I feel like something that would actually help this situation is just having the exporting countries enforce their own laws? I don’t have the Times, but it sounds like the wood is already illegal, so just treating it that way in its country of origin would seem to be much more effective than doing a bunch of supply chain auditing. (Not that auditing their supply chain would be bad, they can do that too, but the mechanism to fix the problem already exists).

Cerberus
Member
Cerberus
5 hours ago
Reply to  Reece's Pieces

The problem is lack of economic opportunity and corruption. Since nobody wants to fix the real problem, the bandaid they came up with so that people who care can pat themselves on the back in this instance is sustainable wood certification that you have to trust isn’t faked.

Rick C
Rick C
5 hours ago

Yes, I’ve seen the Youtube videos of RV crashes. The wood just splinters all over the place like toothpicks. These things are barely able to move and stay in one piece.

Spikedlemon
Spikedlemon
5 hours ago

The whole RV industry has been chasing the bottom for so long, what makes you think they’ll look for sustainable on their own?

John Beef
Member
John Beef
6 hours ago

Given all the plastic entering landfills, and plastic that is “recycled” by the end consumer but then ends up stacked on pallets in warehouses, someone should figure out a way to use it for things like this. You don’t see it inside the sandwich, so it can be an ugly color or mosaic of colors. It just needs to be rigid, but somewhat flexible, and light-ish, right?

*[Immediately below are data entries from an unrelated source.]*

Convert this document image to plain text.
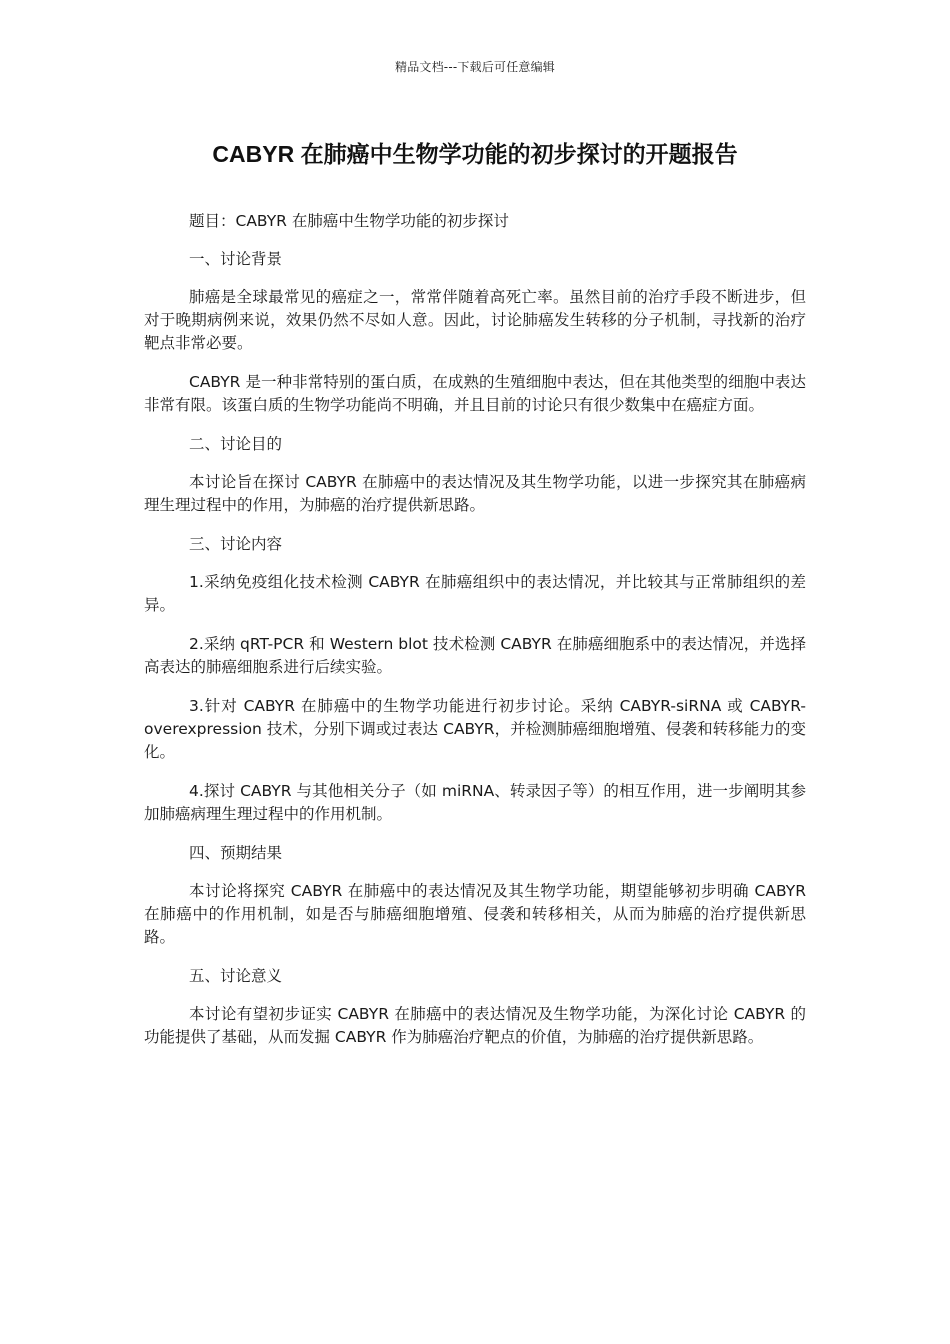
精品文档---下载后可任意编辑
CABYR 在肺癌中生物学功能的初步探讨的开题报告

题目：CABYR 在肺癌中生物学功能的初步探讨

一、讨论背景

肺癌是全球最常见的癌症之一，常常伴随着高死亡率。虽然目前的治疗手段不断进步，但对于晚期病例来说，效果仍然不尽如人意。因此，讨论肺癌发生转移的分子机制，寻找新的治疗靶点非常必要。

CABYR 是一种非常特别的蛋白质，在成熟的生殖细胞中表达，但在其他类型的细胞中表达非常有限。该蛋白质的生物学功能尚不明确，并且目前的讨论只有很少数集中在癌症方面。

二、讨论目的

本讨论旨在探讨 CABYR 在肺癌中的表达情况及其生物学功能，以进一步探究其在肺癌病理生理过程中的作用，为肺癌的治疗提供新思路。

三、讨论内容

1.采纳免疫组化技术检测 CABYR 在肺癌组织中的表达情况，并比较其与正常肺组织的差异。

2.采纳 qRT-PCR 和 Western blot 技术检测 CABYR 在肺癌细胞系中的表达情况，并选择高表达的肺癌细胞系进行后续实验。

3.针对 CABYR 在肺癌中的生物学功能进行初步讨论。采纳 CABYR-siRNA 或 CABYR-overexpression 技术，分别下调或过表达 CABYR，并检测肺癌细胞增殖、侵袭和转移能力的变化。

4.探讨 CABYR 与其他相关分子（如 miRNA、转录因子等）的相互作用，进一步阐明其参加肺癌病理生理过程中的作用机制。

四、预期结果

本讨论将探究 CABYR 在肺癌中的表达情况及其生物学功能，期望能够初步明确 CABYR 在肺癌中的作用机制，如是否与肺癌细胞增殖、侵袭和转移相关，从而为肺癌的治疗提供新思路。

五、讨论意义

本讨论有望初步证实 CABYR 在肺癌中的表达情况及生物学功能，为深化讨论 CABYR 的功能提供了基础，从而发掘 CABYR 作为肺癌治疗靶点的价值，为肺癌的治疗提供新思路。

Business will always choose what is most profitable. If we can make recycled plastic that’s more profitable than lauan, RV mfers will use it.

Spikedlemon
Spikedlemon
5 hours ago
Reply to  John Beef

Recycle your beer cans for a new airstream.

Space
Space
1 hour ago
Reply to  John Beef

In a way the import tarrifs on luan are kinda helping, maybe if they increased that RV manufacturers would try other solutions.